Wednesday, August 15, 2012

All Good Things Come to an End

I have never been so thoroughly exhausted – both physically and mentally – before the last two weeks.

The Yale Ivy Scholars Program was an academic experience like no other. I had the incredible opportunity of studying at one of the world’s greatest learning institutions and thriving alongside some of the world’s brightest youth.

We were thrust into the rigor of the program our first night in, and it only intensified as the days passed.

Our first lecture was delivered by Victor Cha, Director of Asian Affairs in the White House’s NSC. He opened with his typical daily schedule, which was compounded with strict deadlines and events corner after corner. In retrospect, almost every individual we had the honor of hearing from lived by such a schedule. Perhaps this sense of responsibility and commitment is what the program intended to force upon us with our own packed schedule – lectures commenced in the morning, followed by seminars, more lectures, movie and discussions, workshops, and so on, finally concluding some time in the late evening.

Consequently, sleep was not to be had. At times, rest was so cherished that meals were skipped to allocate time to reenergize. We were worked hard and expected to perform at a top level constantly.

The lectures we attended were unlike any that I have ever experienced before, taught by some of the greatest minds in the country. I learned about such a broad range of topics that all seemed to tie back to one another at the top, from the European debt crisis, to identity politics, and so on. Even more intriguing were the question & answer sessions that followed each time – my peers engaged the entire room with their insightful questions that at times even caught our teacher off guard. I may have learned just as much from my wonderful counterparts.

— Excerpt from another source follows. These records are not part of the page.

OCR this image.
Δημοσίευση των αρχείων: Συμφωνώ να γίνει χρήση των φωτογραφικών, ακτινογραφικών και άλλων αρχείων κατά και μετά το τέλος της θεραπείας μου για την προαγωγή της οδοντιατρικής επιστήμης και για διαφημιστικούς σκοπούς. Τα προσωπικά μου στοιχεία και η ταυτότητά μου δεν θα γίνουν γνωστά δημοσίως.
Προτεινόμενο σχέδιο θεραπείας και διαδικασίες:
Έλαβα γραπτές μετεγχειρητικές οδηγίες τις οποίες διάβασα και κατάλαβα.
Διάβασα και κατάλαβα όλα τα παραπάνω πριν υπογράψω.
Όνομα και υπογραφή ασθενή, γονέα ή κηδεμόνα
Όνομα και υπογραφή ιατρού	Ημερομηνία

Seminars were scattered throughout the week – these were essentially more engaging lectures that consisted of smaller groups of ten to twenty students. The instructors were incredibly accomplished individuals and were very keen on covering a substantial amount of material in roughly an hour and a half. The seminars were very discussion-based, which provided a learning environment that I was not acquainted with before. Instead of simply taking notes and listening to what lessons were being taught, students were called upon to offer their viewpoints, and, thus, vibrant discussion ensued. I enjoyed this setting, and I realized that this was the type of environment that I wanted to be learning in during my college years. Smaller class sizes do in fact impact the quality of education, and I was able to learn this first-hand.

When Marshall Briefs rolled around, efforts were poured into developing the best policy towards our respective topics. My group’s topic was the Future of Foreign Policy Regarding Afghanistan, Pakistan, and India. The members in my group helped each other through the project, and worked incessantly. We met for every meal of the day, and whatever free time we had for leisure was spent working on the Brief.

The entire YISP experience can hardly be summed up in one blog post, nor can it be perfectly translated into words. If I had to condense it into a single word – which I have had to do when sharing my thoughts on the program and not wanting to spend hours after hours describing its wonder -, it would simply be “amazing.”

1 comment:

  1. Julia,

    Let me start by reminding you that you’re not restricted to this single blog. If you have more to write, then by all means write it. I, for one, will enjoy reading what you write.

    There’s one part that seems missing in this blog but perhaps that was something you were reserving for a future blog: recess. How can they keep you going without a scheduled recess where you could go out and play with your classmates? What’s the purpose of going to a good school if they don’t have recess?